Try "Foamglas" insulation, expensive, but on a properly installed system, no corrosion on the pipe exterior, can accomodate expansion. I've put replacement systems in the ground that have lasted for over 20 years and didn't need further work, replaceing the previous systems (including some pour in place loose type insulation systems) that required significant repair/replacement every five years.

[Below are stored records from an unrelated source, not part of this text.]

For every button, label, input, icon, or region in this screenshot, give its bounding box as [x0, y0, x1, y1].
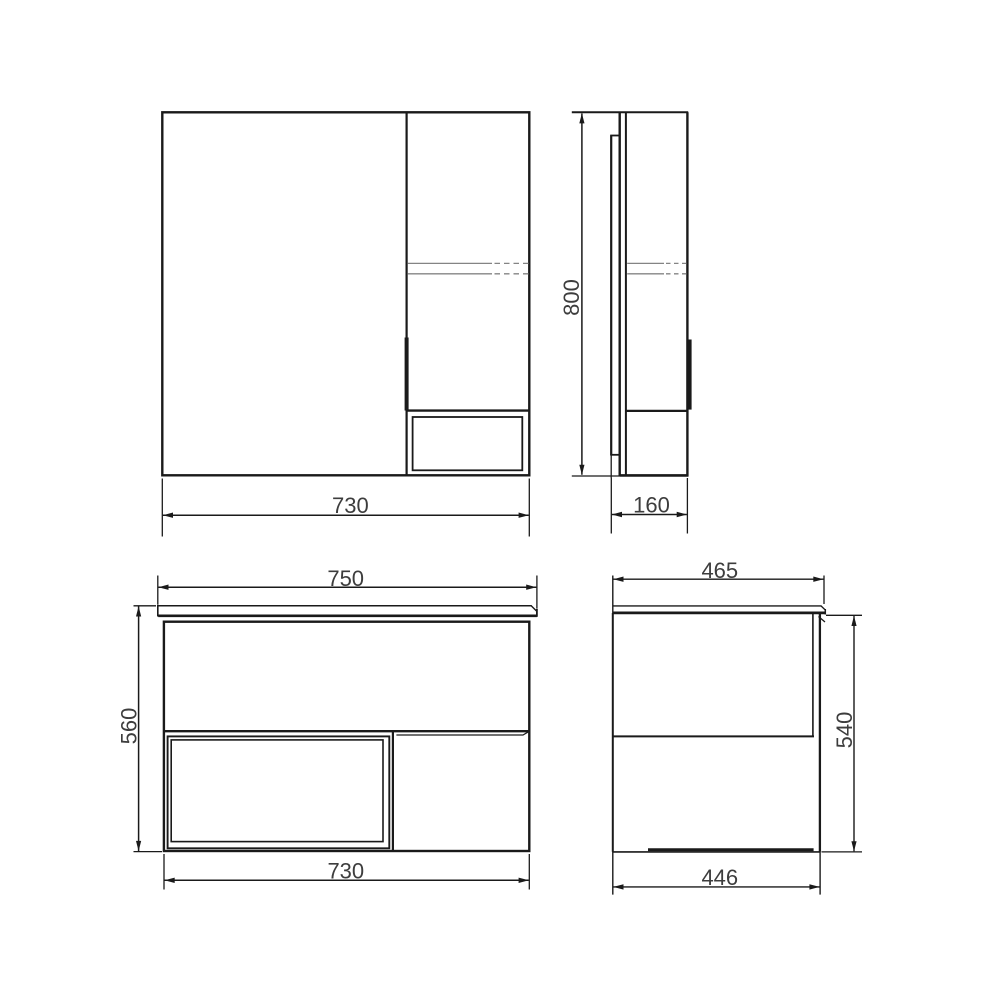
svg-text:750: 750 — [327, 566, 364, 591]
svg-text:160: 160 — [633, 493, 670, 518]
svg-text:446: 446 — [701, 865, 738, 890]
svg-text:540: 540 — [832, 712, 857, 749]
svg-text:730: 730 — [332, 493, 369, 518]
svg-text:560: 560 — [117, 708, 142, 745]
svg-text:800: 800 — [559, 279, 584, 316]
svg-text:465: 465 — [701, 558, 738, 583]
svg-text:730: 730 — [327, 858, 364, 883]
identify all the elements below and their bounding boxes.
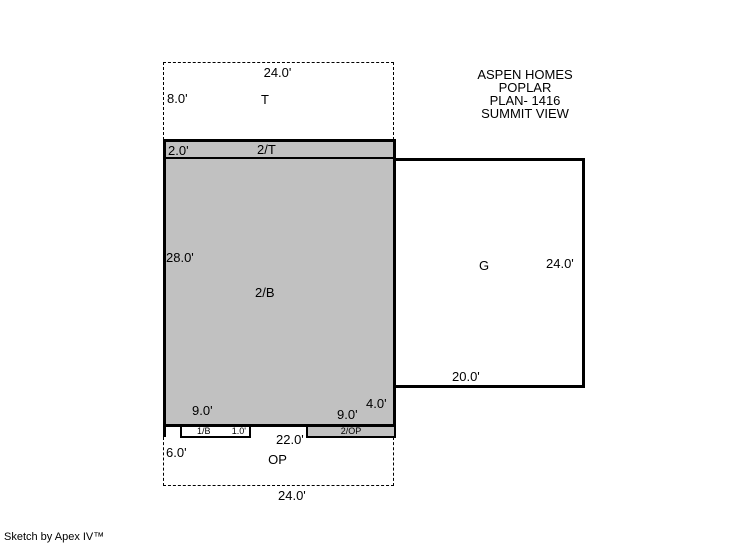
attic-width-dim: 24.0' xyxy=(163,66,392,80)
porch-bottom-width-dim: 24.0' xyxy=(278,489,306,503)
upper-band-area-label: 2/T xyxy=(257,143,276,157)
upper-band-outline: 2.0' 2/T xyxy=(166,142,393,159)
garage-height-dim: 24.0' xyxy=(546,257,574,271)
strip-1b-label: 1/B xyxy=(197,427,211,436)
porch-top-width-dim: 22.0' xyxy=(276,433,304,447)
left-corner-stub xyxy=(163,427,166,437)
garage-area-label: G xyxy=(479,259,489,273)
main-area-label: 2/B xyxy=(255,286,275,300)
title-block: ASPEN HOMES POPLAR PLAN- 1416 SUMMIT VIE… xyxy=(440,68,610,120)
strip-1b-depth-dim: 1.0' xyxy=(232,427,246,436)
title-line-4: SUMMIT VIEW xyxy=(440,107,610,120)
right-step-dim: 4.0' xyxy=(366,397,387,411)
attic-height-dim: 8.0' xyxy=(167,92,188,106)
garage-width-dim: 20.0' xyxy=(452,370,480,384)
bottom-right-dim: 9.0' xyxy=(337,408,358,422)
strip-2op-label: 2/OP xyxy=(308,427,394,436)
attic-area-label: T xyxy=(240,93,290,107)
floor-plan-sketch: 24.0' 8.0' T 2.0' 2/T 28.0' 2/B 9.0' 9.0… xyxy=(0,0,746,547)
upper-band-height-dim: 2.0' xyxy=(168,144,189,158)
sketch-credit: Sketch by Apex IV™ xyxy=(4,531,104,543)
garage-outline xyxy=(393,158,585,388)
main-height-dim: 28.0' xyxy=(166,251,194,265)
main-area-outline: 2.0' 2/T xyxy=(163,139,396,427)
porch-area-label: OP xyxy=(163,453,392,467)
bottom-left-dim: 9.0' xyxy=(192,404,213,418)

I've worked with steam, condensate return, hot water, black oil, and heavy oil undrground piping systems for refineries, heavy industrial sites, campuses, and chemical plants. Do the calculations for expansion, find the expected forces on the anchors and guides, see how much the soil will take, if necessary put in more anchors and expansions joints for lower forces at weaker soils, insulate and don't be cheap or try use lesser materials to save money. A bad break will be a catastrophic event that will blow away all the savings (again, my experience).

Good Luck!
 
In 35 years of pipelining, I have seen 1 incident where there was a failure because of thermal stresses on a pipeline. We laid a line that tied in to a mainline. The line was less than a mile long and on a huge Texas ranch.The line was tested and tied into through a hot tap.We did not cover the line in the hot summer sun. That night a cold rain hit and the line went from 130 to 60 in a matter of minutes and a weld cracked at the tie im. When we disconnected the new line it jumped back 3 inches from the tap valve. Upon inspection, the crew didn't follow proceedures and let the line snake back and forth in the ditch, they laid it straight and true like they do pipes on piperacks in plants.
 
Another resource is:

Excerpt taken from the website:

Design Guideline for Buried Steel Pipe

This guideline presents design provisions for use in evaluating the integrity of buried pipelines for a range of applied loads. Both new and existing welded buried pipe of carbon or alloy steel fabricated to ASTM or API material specifications and constructed in accordance with ASME B31 pressure piping codes are considered. The following load conditions are addressed: internal pressure, vertical earth loads, surface live loads, surface impact loads, buoyancy, thermal expansion, relative pipe-soil displacement, movement at pipe bends, mine subsidence, earthquake ground motion, effect of nearby blasting, fluid transients, and in-service relocation. The ASME B31 Guideline Committee currently is considering integrating the ALA-developed guidance into its standard.

 
In some work I have done using preinsulated ABS for district cooling in Dubai it was determined that the thermal movement of the pipe did indeed crush the insulation at changes of direction. In the scheme of things this did not affect the heat transfer overall as the percentage of damaged insultion was very small compared to the overall. Pipe overstress was not a problem.

District heating and cooling industries have had this matter to consider all their lives. The thermoplastic pipe industry also needs to consider these aspects particulalry where the likes of PE has a coefficient of thermal expansion 20 times that of carbon steel and much lower strength. So in your Google searches look at other industries and how they handle the movement or potential movement.

 
As long as we're on the subject of coatings, be especially careful with selection of coatings, as many start breaking down at 130F. FBE will work to your temperatures.

**********************
"The problem isn't working out the equation,
its finding the answer to the real question." BigInch
 
here is another case study for you.

We had a ethylene pipeline operating at 2100 psi. A (still alive) person decided to set a new powerline pole and drilled a hole into the 8" line. The 20 segment was shut after about 15 minutes when the pipeline control system flagged a pressure rate of change. The 20 mile segment was isolated and the line depressured to zero psig in a few hours.

If you look at the PH chart you will see the line changed temperature by about 200 degrees F. It took 2 days to defrost the soil enough to cut and replace a 10 foot section. We pressured the line up and were back on line.